The man behind Tayto crisps in the Republic has admitted ploughing €2m (£1.7m) into a factory in war-torn Libya was a “mistake”.
But the company still hopes to revive its operations near Tripoli after the building survived months of Nato bombing and the civil war that led to the fall of Muammar Gaddafi.
The Tayto operation was forced to hastily withdraw from Libya and ship equipment back to Ireland when civil unrest spilled over into violence last year.
Raymond Coyle, chief executive of Co Meath’s Largo Foods, said the original plan was to use the factory to avoid a 20% charge on importing crisps into Libya — it sends thousands of packets of snacks to the country each month.
But the founder of the Ashbourne-based business now says he is “nearly ashamed” of the amount of money spent on the stalled project.
The 80,000 sq ft factory, built in 2008, was a joint venture between Mr Coyle and Libyan businessman Dr Salah el-Ghraim, who had lived in Ireland and worked as a Halal meat wholesaler for 15 years.
For almost three years it churned out Tayto products and Mr Coyle said it became profitable in its last four months, up to the start of the upheaval in February.
Asked how much he had contributed to the project, Mr Coyle said: “I'd nearly be ashamed to tell you.”
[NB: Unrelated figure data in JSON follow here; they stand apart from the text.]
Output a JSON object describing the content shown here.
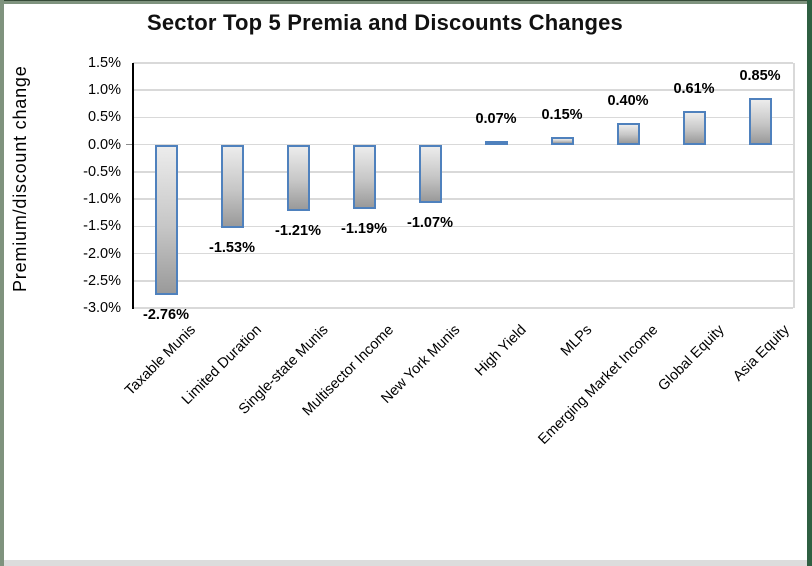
{
  "chart_data": {
    "type": "bar",
    "title": "Sector Top 5 Premia and Discounts Changes",
    "xlabel": "",
    "ylabel": "Premium/discount change",
    "categories": [
      "Taxable Munis",
      "Limited Duration",
      "Single-state Munis",
      "Multisector Income",
      "New York Munis",
      "High Yield",
      "MLPs",
      "Emerging Market Income",
      "Global Equity",
      "Asia Equity"
    ],
    "values": [
      -2.76,
      -1.53,
      -1.21,
      -1.19,
      -1.07,
      0.07,
      0.15,
      0.4,
      0.61,
      0.85
    ],
    "data_labels": [
      "-2.76%",
      "-1.53%",
      "-1.21%",
      "-1.19%",
      "-1.07%",
      "0.07%",
      "0.15%",
      "0.40%",
      "0.61%",
      "0.85%"
    ],
    "ytick_labels": [
      "1.5%",
      "1.0%",
      "0.5%",
      "0.0%",
      "-0.5%",
      "-1.0%",
      "-1.5%",
      "-2.0%",
      "-2.5%",
      "-3.0%"
    ],
    "ylim": [
      -3.0,
      1.5
    ],
    "ytick_step": 0.5,
    "grid": "horizontal",
    "legend": "none"
  },
  "colors": {
    "bar_border": "#4f81bd",
    "bar_fill_top": "#ececec",
    "bar_fill_mid": "#c6c6c6",
    "bar_fill_bottom": "#9a9a9a",
    "gridline": "#d9d9d9",
    "axis": "#000000",
    "zero_tick": "#8c8c8c",
    "frame_green": "#7f937e",
    "frame_green_dark": "#2f5f41",
    "frame_top_line": "#364b38",
    "frame_bottom_strip": "#dcdcdc",
    "background": "#ffffff"
  }
}
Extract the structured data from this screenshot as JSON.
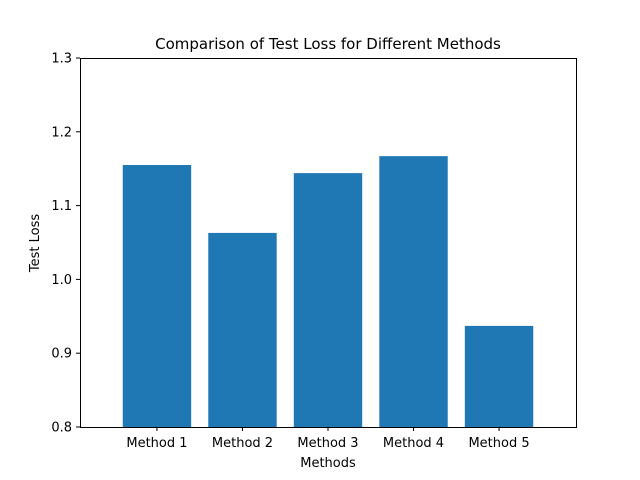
{
  "chart_data": {
    "type": "bar",
    "title": "Comparison of Test Loss for Different Methods",
    "xlabel": "Methods",
    "ylabel": "Test Loss",
    "categories": [
      "Method 1",
      "Method 2",
      "Method 3",
      "Method 4",
      "Method 5"
    ],
    "values": [
      1.155,
      1.063,
      1.144,
      1.167,
      0.937
    ],
    "ylim": [
      0.8,
      1.3
    ],
    "yticks": [
      "0.8",
      "0.9",
      "1.0",
      "1.1",
      "1.2",
      "1.3"
    ],
    "bar_color": "#1f77b4",
    "grid": false,
    "legend": false
  }
}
But he added: “It's over two million I put into it.”
He added: “It was a mistake in hindsight ... of course if I knew what was going to happen I wouldn't have done it.”
The abandonment, for the time being, of the Libyan operation was revealed in the company's 2010 accounts.
It also contained a brief note stating: “The equipment acquired was returned to Largo post year end and before the turmoil in Libya began.”
The records show that the company was owed €631,596 (£527,037) in relation to the project last year and add that “the promoters have confirmed their intention to repay outstanding amounts”.